L’analyse du domicile du transporteur conditionne l’application du règlement Bruxelles I bis. Le juge rappelle que le règlement n° 261/2004 ne contient pas de règles de compétence propres. Il renvoie donc au règlement UE n° 1215/2012, dont l’article 63 définit le domicile des personnes morales. Pour son application, « les sociétés et les personnes morales sont situées là où est situé : a) leur siège statutaire b) leur administration centrale, ou c) leur principal établissement » (Article 63). Le tribunal constate que la compagnie aérienne, bien que de droit tunisien, dispose en France d’un établissement principal exerçant son activité de façon stable. Cet établissement constitue donc un domicile au sens du droit européen, rendant les juridictions françaises compétentes. Cette solution évite un renvoi aux règles de droit international privé français. Elle assure une protection procédurale efficace au consommateur européen face à un transporteur étranger disposant d’une implantation stable.

Le renvoi aux règles de compétence territoriale interne consacre le for de protection du consommateur. La compétence internationale étant établie, le juge applique les règles internes. Il retient l’article R. 631-3 du code de la consommation, offrant au demandeur le choix entre plusieurs fors. La juridiction valide également la compétence du tribunal du lieu d’exécution de la prestation, en l’occurrence le lieu de départ du vol. Cette solution s’appuie sur la jurisprudence de la Cour de justice, car « pour les contrats de transport aérien, les lieux de départ et de destination peuvent tous deux être le lieu d’exécution de l’obligation » (Arrêt Redhler). Le tribunal de Nice est donc compétent. Cette approche cumulative des bases de compétence renforce l’accès à la justice pour le passager, qui bénéficie d’une option procédurale favorable.

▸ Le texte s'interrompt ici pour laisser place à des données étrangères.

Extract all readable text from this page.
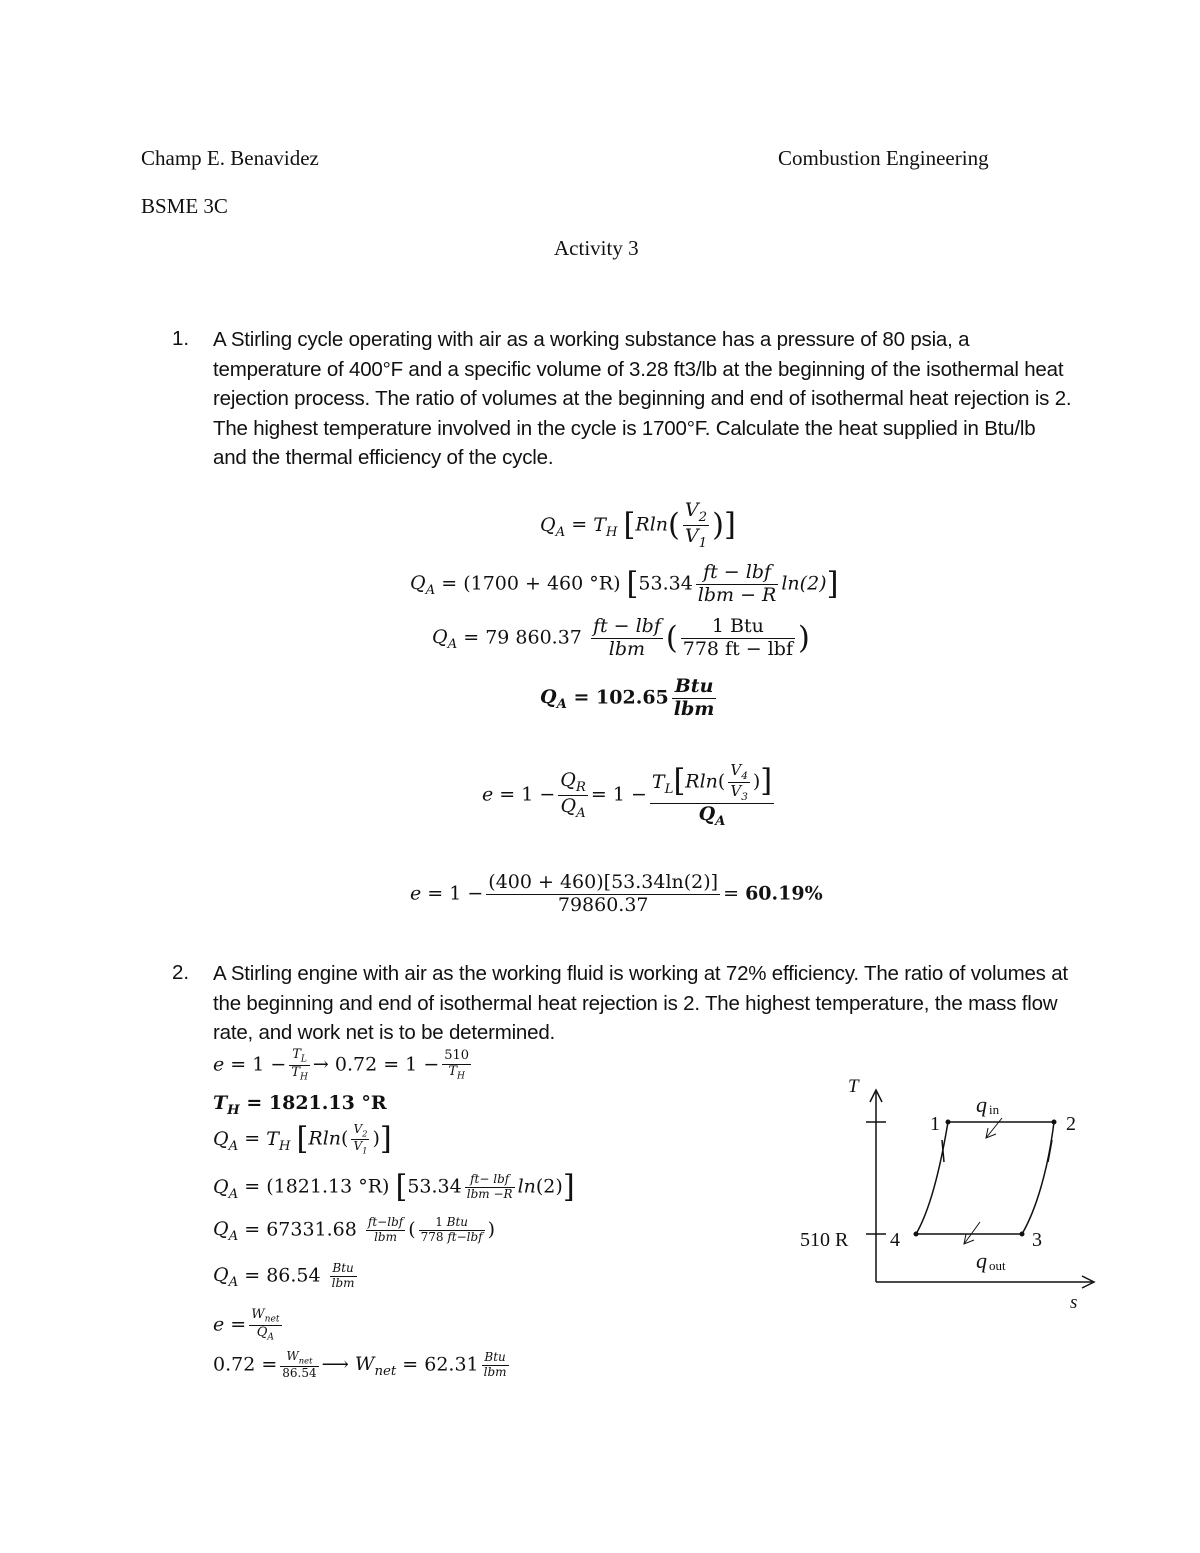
Champ E. Benavidez	Combustion Engineering
BSME 3C
Activity 3
1. A Stirling cycle operating with air as a working substance has a pressure of 80 psia, a temperature of 400°F and a specific volume of 3.28 ft3/lb at the beginning of the isothermal heat rejection process. The ratio of volumes at the beginning and end of isothermal heat rejection is 2. The highest temperature involved in the cycle is 1700°F. Calculate the heat supplied in Btu/lb and the thermal efficiency of the cycle.
$Q_A = T_H$ [$Rln( \frac{V_2}{V_1}$ )]
$Q_A = (1700 + 460$ °R) $[53.34 \frac{\text{ft − lbf}}{\text{lbm − R}} \ln(2)]$
$Q_A = 79$ $860.37 \frac{\text{ft − lbf}}{\text{lbm}}$ ( $\frac{\text{1 Btu}}{\text{778 ft − lbf}}$ )
$Q_A = 102.65 \frac{\text{Btu}}{\text{lbm}}$
$e = 1 - \frac{Q_R}{Q_A} = 1 - \frac{T_L[Rln( \frac{V_4}{V_3} )]}{Q_A}$
$e = 1 - \frac{(400 + 460)[53.34\ln(2)]}{79860.37} = 60.19\%$
2. A Stirling engine with air as the working fluid is working at 72% efficiency. The ratio of volumes at the beginning and end of isothermal heat rejection is 2. The highest temperature, the mass flow rate, and work net is to be determined.
$e = 1 - \frac{T_L}{T_H} \to 0.72 = 1 - \frac{510}{T_H}$
$T_H = 1821.13$ °R
$Q_A = T_H$ [$Rln( \frac{V_2}{V_1}$ )]
$Q_A = (1821.13$ °R) $[53.34 \frac{\text{ft− lbf}}{\text{lbm −R}} \ln(2)]$
$Q_A = 67331.68 \frac{\text{ft−lbf}}{\text{lbm}}$ ( $\frac{\text{1 Btu}}{\text{778 ft−lbf}}$ )
$Q_A = 86.54 \frac{\text{Btu}}{\text{lbm}}$
$e = \frac{W_{net}}{Q_A}$
$0.72 = \frac{W_{net}}{86.54}$ ⟶ $W_{net} = 62.31 \frac{\text{Btu}}{\text{lbm}}$
T
s
1	2
3
4
510 R
q in
q out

Le régime d’indemnisation forfaitaire et ses limites substantielles

Le droit à l’indemnisation forfaitaire est reconnu en cas de retard important sans circonstance extraordinaire. Le juge applique strictement le règlement n° 261/2004, qui institue un régime de réparation standardisée. Il rappelle que ce texte s’applique dès lors que le vol part d’un aéroport situé dans l’Union européenne. Le retard de plus de trois heures à l’arrivée à la destination finale ouvre droit à l’indemnité forfaitaire de 250 euros. Le tribunal constate l’absence de comparution et de preuve de la part du transporteur. Aucun justificatif n’est produit pour établir que « l’annulation est due à des circonstances extraordinaires qui n’auraient pas pu être évitées » (Article 5.3). Le défaut de preuve entraîne la condamnation au paiement de l’indemnité. Cette décision illustre la répartition de la charge de la preuve, qui pèse sur le transporteur pour s’exonérer.

Le rejet de la demande complémentaire de dommages-intérêts circonscrit la réparation au préjudice standardisé. La demanderesse invoquait une résistance abusive et l’article 1240 du code civil. Le tribunal écarte cette demande au double motif que l’abus du droit de se défendre n’est pas caractérisé et qu’aucun préjudice distinct n’est démontré. Il souligne que « l’application du principe de l’indemnisation forfaitaire (…) n’exclut pas l’application des règles du droit national concernant la réparation de dommages additionnels ». Cependant, en l’absence de faute procédurale du transporteur et de préjudice spécifique, le droit commun ne trouve pas à s’appliquer. Cette solution rappelle la nature autonome et exhaustive de l’indemnisation forfaitaire pour le préjudice de désagrément. Elle en préserve l’économie générale tout en laissant une porte ouverte pour des préjudices réellement distincts et prouvés.